Feeling smug, I sat back in my chair and started to think a little bit. Is what I just did unique in any particular way? I had to know enough about the CMS and responsive to be able to formulate the right question, but after that it was just following directions. Then I got to thinking about my kids and their friends – was what I just did something they could do? We always hear about the younger generation being more technically adept than their fore-bearers. My smugness may have lingered a bit too long, but something tells me the answer is no.
That’s not to say that my kids and their friends aren’t smart – quite to the contrary. But unlike when I was growing up, technology has always just been there for them. I got my first computer when I was 11 or 12 – a Commodore 64 and I remember having to write my own games for it. I went on from there to get a Packard Bell 386SX (a de-tuned 386 stuck into some spare 286 mother boards that PB had) and then onto my first home built machine – a 66 MHz 486 with 16 MB of RAM and a 120 MB hard disk. There were countless machines after that. Dalliances with home theater PCs built on Linux and MythTV. Small machines built using cases from Shuttle. By creating what I wanted, I knew how it works.

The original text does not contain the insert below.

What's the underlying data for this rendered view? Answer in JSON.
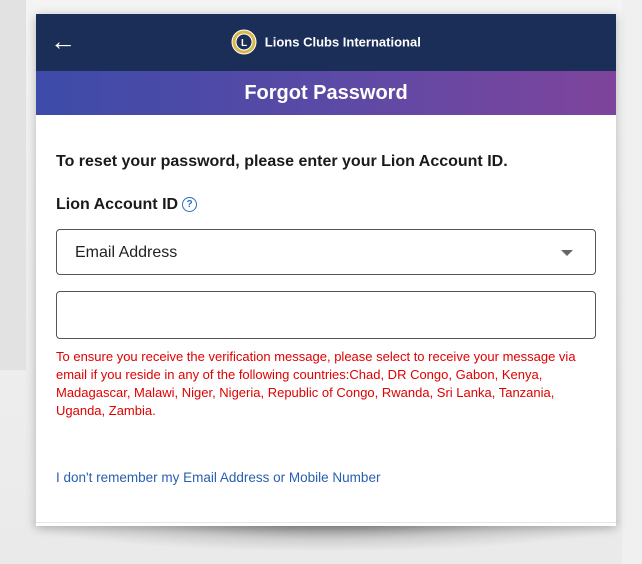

The same has been true for the web. I setup my first web server on a old HP 300 my company had lying around. Getting an HP-UX system to dial up compuserve was a blast! Then trying to download Apache and get some software that would create web pages from a SQL database. There was no wordpress.com that I could drop my email address into and have instant blather. This blog lived the first few years of its live on one of the Shuttles I built and converted to a Linux Server, until I got tired of my site going offline every time my DSL dropped.
I guess it’s the same way it was for me vs. my parents (or maybe their parents) and cars. By the time I came along they were definitely “appliances”. It wasn’t until I was in college that I really understood anything beyond changing the oil and putting in gas. Why bother – they just work. Last year, for some reason I still don’t quite understand, I took the motor out of the Willy’s Jeep I had been driving around. I wanted to know how it worked and be able to rebuild it into something better. Maybe someday in 20 years or so, one of my kids or their friends will get some old parts, build a PC, setup some software as a server and run a website. Maybe not. Either way, I do think the famous Sci Fi writer, Robert Heinlein, was on to something when he said:
A human being should be able to change a diaper, plan an invasion, butcher a hog, conn a ship, design a building, write a sonnet, balance accounts, build a wall, set a bone, comfort the dying, take orders, give orders, cooperate, act alone, solve equations, analyze a new problem, pitch manure, program a computer, cook a tasty meal, fight efficiently, die gallantly. Specialization is for insects.